In his book (Iris, 1913) William Rickatson Dykes was once thought Iris ludwigii to a form of Iris humilis with stoloniferous rhizomes, the Academy of Imperial Science, Saint-Pétersburg did not agree with this. It was later treated as a separate species by Brian Mathew. Georgi Rodionenko had proposed Series Ludwigia for this species.
But after chromosomal studies were carried out it was then placed in Series Spuriae.

It was mentioned in 'Vascular Plants of Russia and Adjacent States (the Former USSR)'.

It was verified by United States Department of Agriculture Agricultural Research Service on 4 April 2003.

==Distribution and habitat==
Iris ludwigii is native to temperate regions of Asia.

===Range===
It is found in Altai Mountains, between east Kazakhstan, and Siberia, and Altai Republic in Russia.

It is listed with Iris bloudowii, Iris psammocola, Iris ruthenica, Iris sibirica, Iris tenuifolia and Iris tigridia as being found in the Altai-Sayan region (where Russia, China, Mongolia and Kazakhstan come together).

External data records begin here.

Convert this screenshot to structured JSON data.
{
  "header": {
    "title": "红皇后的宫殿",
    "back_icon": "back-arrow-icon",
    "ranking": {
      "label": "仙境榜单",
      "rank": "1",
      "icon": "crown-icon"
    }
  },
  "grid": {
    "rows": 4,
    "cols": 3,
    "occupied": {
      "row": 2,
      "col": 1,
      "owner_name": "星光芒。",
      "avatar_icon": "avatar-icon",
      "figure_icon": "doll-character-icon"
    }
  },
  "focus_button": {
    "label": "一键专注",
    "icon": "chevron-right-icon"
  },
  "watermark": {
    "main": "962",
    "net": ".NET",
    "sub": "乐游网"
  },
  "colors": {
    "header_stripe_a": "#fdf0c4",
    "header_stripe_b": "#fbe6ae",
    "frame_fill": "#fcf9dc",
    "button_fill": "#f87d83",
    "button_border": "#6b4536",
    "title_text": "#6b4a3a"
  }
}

It is also found in the Altai-Dzungarian region of the Altai mountains (between Mongolia and China).

===Habitat===
It grows on the steppes, in meadows, in thickets of Neotrinia splendens, and on gravelly slopes.

==Conservation==
It is listed in the IUCN Red Book of the Altai Territory.

It is at risk due to the effects of cattle grazing, ploughing and other farming methods.

In April 2005, a Working draft of Species Action Plan for Iris ludwigii was created for the at risk plants on the Altai Mountains.

It is mentioned as one of the 17 species of plants are included in the 'Red Book of Kazakhstan', and they are: Steppe peony (Paeonia hybrida), Spring asphodel, (Adonis vernalis), Pink rhodiola (Rhodiola rosea), Altai rhubarb (Rheum altaicum), Altai daphne (Daphne altaica), Snow (Macropodium nivale), Siberian adder's-tongue (Erythronium sibiricum), Maral root (Rhaponticum carthamoides), Vereschagin (Limnas veresczaginii), Heteropetals tulip (Tulipa heteropetala), Small-fruit cranberry (Oxycoccus microcarpus), (Cymbaria dahyrica), Altai anthrax (Sibiraea altaiensis), Stemless (Leiospora excapa), Altai gimnospermium (Gimnospermium altaicum) and Fir club moss (Lycopodium selago).
5 species of plant were put into the 'Red Book of Russian Federation', they are Steppe peony (Paeonia hybrida), Altai rhubarb (Rheum altaicum), Altai daphne (Daphne altaica), Ludwig iris (Iris ludwigii) and Siberian adder's-tongue (Erythronium sibiricum).

==Cultivation==
Iris ludwigii is cultivated as an ornamental plant for gardens. It prefers locations in full sun, on soils with good drainage.

In nature and in cultivation, it was found that the plant, flowers but they are sterile with underdeveloped stamens. Therefore, does not produce seeds.

It is hardy enough to grow and be cultivated in the botanical gardens of Barnaul, Novosibirsk and Chita, Zabaykalsky Kra, in Russia. It was trialled at The Botanical Garden of St. Petersburg in 1971. It bloomed three times but then died after flowering.

==Propagation==
It can be propagated by division or by seed growing.